Hart aber fair: Karl Lauterbach (links) und Michael Busch

Die Öffnungsdebatte erlebt in diesen Tagen ihre Zuspitzung: Jetzt – oder gar nicht mehr, weil es dann zu spät sein würde! Die Einzelhändler funken SOS. Einer, der sich an die Spitze der lobbyistischen Notgemeinschaft gestellt hat, ist Thalia-Chef Michael Busch. Vergangene Woche noch saß er in der Bundespressekonferenz, mit der NRW-Landesregierung steht er im engen Austausch, BILD gibt er ein pointiertes Interview, und am Montagabend vertrat Deutschlands marktführender Buchhändler in der ARD bei Frank Plasbergs "Hart aber fair" die Interessen des Einzelhandels.

Buschs Kernbotschaften: Es brauche eine strategische Perspektive. Eine durch Hygienemaßnahmen und Tests begleitete Wiederöffnung der Ladengeschäfte sei verantwortbar. Wer jetzt nicht handele, riskiere ein großes Ladensterben. In dessen Folge verlören die Innenstädte als Ganzes ihre Attraktivität. In Richtung Politik forderte der Thalia-CEO: "Wir müssen wegkommen von dieser Eindimensionalität – Inzidenz, Inzidenz, Inzidenz!" Vielmehr laute doch die Frage, "wie wir in Zukunft mit Corona leben können".

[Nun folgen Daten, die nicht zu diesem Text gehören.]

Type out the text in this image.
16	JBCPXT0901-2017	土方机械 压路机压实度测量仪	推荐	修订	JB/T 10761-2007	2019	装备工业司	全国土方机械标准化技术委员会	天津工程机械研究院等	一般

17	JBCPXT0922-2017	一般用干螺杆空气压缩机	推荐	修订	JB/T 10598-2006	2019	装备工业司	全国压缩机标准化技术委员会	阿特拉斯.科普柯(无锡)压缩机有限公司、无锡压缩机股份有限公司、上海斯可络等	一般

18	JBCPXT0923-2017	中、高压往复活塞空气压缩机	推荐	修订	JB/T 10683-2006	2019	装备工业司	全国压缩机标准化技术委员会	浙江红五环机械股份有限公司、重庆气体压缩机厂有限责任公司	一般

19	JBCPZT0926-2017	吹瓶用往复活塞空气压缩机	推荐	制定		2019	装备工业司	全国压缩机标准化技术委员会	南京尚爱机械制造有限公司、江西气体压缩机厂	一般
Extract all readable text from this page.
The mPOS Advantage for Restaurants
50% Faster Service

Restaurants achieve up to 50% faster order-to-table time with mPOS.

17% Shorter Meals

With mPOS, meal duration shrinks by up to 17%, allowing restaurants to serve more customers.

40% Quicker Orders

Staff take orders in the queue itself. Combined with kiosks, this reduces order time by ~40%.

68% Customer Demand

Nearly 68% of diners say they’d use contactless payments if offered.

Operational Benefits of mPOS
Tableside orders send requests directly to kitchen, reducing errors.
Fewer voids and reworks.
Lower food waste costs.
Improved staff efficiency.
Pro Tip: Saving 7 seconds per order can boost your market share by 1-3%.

Eindringlich schilderte Busch die Situation seines Unternehmens, dem mittlerweile "die Mittel fehlen, weiter zu investieren". Es sei nicht hinnehmbar, von der Politik "immer nur als Betroffener behandelt zu werden und nicht als Beteiligter". Für den Thalia-Gesellschafter ist die Sache klar: kontrollierte Wiederöffnungen der Geschäfte am 8. März.

Für den Bundestagsabgeordneten und Epidemiologen Karl Lauterbach stellt sich die Lage allerdings nach wie vor komplizierter dar. "Solange wir nicht genug Tests haben, werden wir nicht öffnen können", warnte der Gesundheitsexperte der SPD. Er rechnete vor, mit welcher Unerbittlichkeit und zugleich sicheren Vorhersehbarkeit sich die infektiösere und gefährlichere Corona-Mutante B117 im Falle einer nicht durch Testungen begleiteten Öffnung der Läden ausbreiten würde – so dass ein nächster Lockdown unvermeidbar würde.

Aus Lauterbachs Sicht muss zunächst eine Teststrategie erarbeitet werden, die vorsieht, gezielt in Schulen und Betrieben jeweils und regelmäßig – optimalerweise zweimal wöchentlich – Gruppentests durchzuführen. Auf diese Weise sei der Gefahr relativ hoher "Falsch-negativ"-Ergebnisse bisher verfügbarer Schnelltests am effektivsten zu begegnen. Der SPD-Mann (und seltene Fall eines Sachverständigen, der gewissermaßen sich als Politiker selbst beraten kann) schätzt, "dass wir Mitte bis Ende März ausreichend Tests" für eine Wiederöffnung des Handels haben würden. – Eine Perspektive, die nach allem, was am heutigen Dienstag, dem Vortag zum nächsten Corona-Bund-Länder-Gipfel durchsickert, auch in die Beschlussvorlage der Ministerpräsidentenrunde bei der Bundeskanzlerin Eingang zu finden scheint.

Ein anderer schmerzlicher Aspekt des noch anhaltenden Lockdowns kam bei Plasberg nicht zur Sprache: die zu selten besprochene Abwesenheit von Kultur im öffentlichen Leben. Der Einzelhändler Busch bezog zwar überzeugend Position. Der Kulturguthändler Busch indes ließ die Gelegenheit verstreichen. Die Verlustmeldung, die von ihm anzuzeigen gewesen wäre, übernahm – als zöge bei der ARD eine kluge invisible hand die Programmfäden – ein paar Minuten später die Schauspielerin und Regisseurin Maria Schrader. Der Verzweiflung nahe, stand sie zu Beginn einer bloß virtuellen Berlinale vor der Tagesthemen-Kamera und sehnte sich nach Publikum, das sich nach Filmen sehnt. Auch solche Auftritte helfen, die von Busch zurecht beklagte Eindimensionalität einer epidemiologisch dominierten Politik zu überwinden.